Liamine Zeroual, ou la sortie de crise pacifique

Quel est l'état des lieux en Algérie ? Des institutions dénuées de légitimité, des partis virtuels, un mouvement syndical et associatif peu représentatif et des leaders sans ancrage dans la société sur fond de corruption endémique. Si sa maladie aurait dû pousser M. Bouteflika à ne pas briguer un quatrième mandat, le diagnostic s'applique à tout le système frappé de vieillissement. Ainsi, donc, l'Algérie est en situation de blocage systémique. Le scrutin présidentiel ne constituant guère un enjeu véritable, quels sont les scénarios susceptibles de dépasser cet obstacle ?

LE PEUPLE ALGÉRIEN DEVRA IMPOSER UN NOUVEAU PACTE NATIONAL

Le premier est celui de la perpétuation du statu quo. Il existe des pôles influents au sein du système qui verraient d'un oeil favorable se prolonger le mode de gouvernance actuel. Fût-ce avec un chef de l'Etat impotent. Ce serait compter sans la conjoncture interne et externe. Au plan interne, il existe un fort potentiel de contestation sociale qui demande un encadrement approprié.
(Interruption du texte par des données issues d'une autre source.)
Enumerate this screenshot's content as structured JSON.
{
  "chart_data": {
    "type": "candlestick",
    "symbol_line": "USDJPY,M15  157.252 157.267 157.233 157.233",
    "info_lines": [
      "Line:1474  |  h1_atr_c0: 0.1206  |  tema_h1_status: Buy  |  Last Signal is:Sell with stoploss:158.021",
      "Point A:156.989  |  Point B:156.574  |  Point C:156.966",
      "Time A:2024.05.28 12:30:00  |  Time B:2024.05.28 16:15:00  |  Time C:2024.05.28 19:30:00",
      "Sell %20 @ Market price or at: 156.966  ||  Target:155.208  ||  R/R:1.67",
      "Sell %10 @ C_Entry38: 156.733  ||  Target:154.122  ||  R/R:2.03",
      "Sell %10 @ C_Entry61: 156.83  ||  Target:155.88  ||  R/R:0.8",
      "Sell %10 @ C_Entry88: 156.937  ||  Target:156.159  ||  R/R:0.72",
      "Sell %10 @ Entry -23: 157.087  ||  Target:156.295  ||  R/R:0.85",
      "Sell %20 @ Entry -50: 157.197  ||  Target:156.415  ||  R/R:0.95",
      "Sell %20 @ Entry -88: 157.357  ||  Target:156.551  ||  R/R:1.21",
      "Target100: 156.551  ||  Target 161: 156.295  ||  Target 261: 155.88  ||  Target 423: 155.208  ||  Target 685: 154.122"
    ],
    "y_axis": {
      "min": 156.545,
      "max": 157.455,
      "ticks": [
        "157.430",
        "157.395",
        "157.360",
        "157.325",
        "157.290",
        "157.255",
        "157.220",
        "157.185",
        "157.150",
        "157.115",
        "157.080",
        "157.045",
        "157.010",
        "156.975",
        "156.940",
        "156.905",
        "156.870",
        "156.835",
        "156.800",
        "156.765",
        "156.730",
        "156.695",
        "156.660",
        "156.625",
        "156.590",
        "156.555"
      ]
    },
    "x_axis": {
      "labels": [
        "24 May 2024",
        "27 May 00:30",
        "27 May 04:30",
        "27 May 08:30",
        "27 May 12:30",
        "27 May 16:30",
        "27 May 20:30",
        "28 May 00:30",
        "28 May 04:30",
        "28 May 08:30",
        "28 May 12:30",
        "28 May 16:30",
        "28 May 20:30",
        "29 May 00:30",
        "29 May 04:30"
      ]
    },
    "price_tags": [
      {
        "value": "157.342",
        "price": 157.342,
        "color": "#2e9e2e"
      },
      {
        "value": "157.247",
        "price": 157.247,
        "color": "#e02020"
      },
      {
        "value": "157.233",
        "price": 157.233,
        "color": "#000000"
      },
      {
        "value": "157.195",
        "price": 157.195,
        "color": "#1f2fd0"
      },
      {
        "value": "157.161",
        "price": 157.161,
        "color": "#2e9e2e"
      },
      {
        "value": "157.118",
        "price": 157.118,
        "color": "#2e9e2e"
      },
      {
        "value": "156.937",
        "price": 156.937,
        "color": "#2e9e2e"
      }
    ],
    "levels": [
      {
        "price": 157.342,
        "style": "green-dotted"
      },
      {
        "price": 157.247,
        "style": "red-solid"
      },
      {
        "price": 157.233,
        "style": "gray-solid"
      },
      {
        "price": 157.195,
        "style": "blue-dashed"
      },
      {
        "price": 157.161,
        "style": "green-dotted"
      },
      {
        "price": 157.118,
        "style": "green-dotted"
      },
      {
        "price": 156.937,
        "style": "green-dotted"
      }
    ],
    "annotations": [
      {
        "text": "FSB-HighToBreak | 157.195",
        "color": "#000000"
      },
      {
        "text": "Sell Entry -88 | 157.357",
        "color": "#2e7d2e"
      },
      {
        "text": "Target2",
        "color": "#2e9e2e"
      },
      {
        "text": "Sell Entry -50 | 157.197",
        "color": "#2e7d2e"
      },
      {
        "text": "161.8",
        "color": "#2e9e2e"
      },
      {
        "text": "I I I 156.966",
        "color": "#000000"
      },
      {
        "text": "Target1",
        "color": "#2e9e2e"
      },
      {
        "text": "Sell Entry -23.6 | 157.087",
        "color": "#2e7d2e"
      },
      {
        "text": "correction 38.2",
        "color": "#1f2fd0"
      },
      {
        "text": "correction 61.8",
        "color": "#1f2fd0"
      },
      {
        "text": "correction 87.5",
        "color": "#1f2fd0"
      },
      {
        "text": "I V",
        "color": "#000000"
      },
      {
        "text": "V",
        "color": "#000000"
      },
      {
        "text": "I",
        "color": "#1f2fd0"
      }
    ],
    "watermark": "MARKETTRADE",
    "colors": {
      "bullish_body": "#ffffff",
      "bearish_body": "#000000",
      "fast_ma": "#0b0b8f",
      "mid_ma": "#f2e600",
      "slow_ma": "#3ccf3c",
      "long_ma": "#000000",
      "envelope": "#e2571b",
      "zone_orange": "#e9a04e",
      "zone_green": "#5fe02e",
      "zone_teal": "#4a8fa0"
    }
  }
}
Au plan externe, en raison même de la défaillance du système de gouvernance, l'influence étrangère sur le cours des événements en Algérie va de plus en plus s'affirmer.

L'autre scénario est celui de l'implosion du système. La capacité de contrôle de la société par les instruments publics de répression n'est plus d'une totale efficacité. Un soulèvement impromptu que la police ne pourrait guère contenir est une hypothèse dont il faut tenir compte. La récente campagne électorale a mis en relief l'état d'exaspération de la population contre des pouvoirs publics qui ne peuvent plus répondre aux attentes, en matière de justice et de lutte contre la corruption. L'armée, au regard de sa configuration actuelle, devrait refuser d'entrer en confrontation avec la population. Requérir l'armée pour rétablir l'ordre public, en tirant sur la foule au besoin, c'est un pari risqué qui conduirait au casus belli.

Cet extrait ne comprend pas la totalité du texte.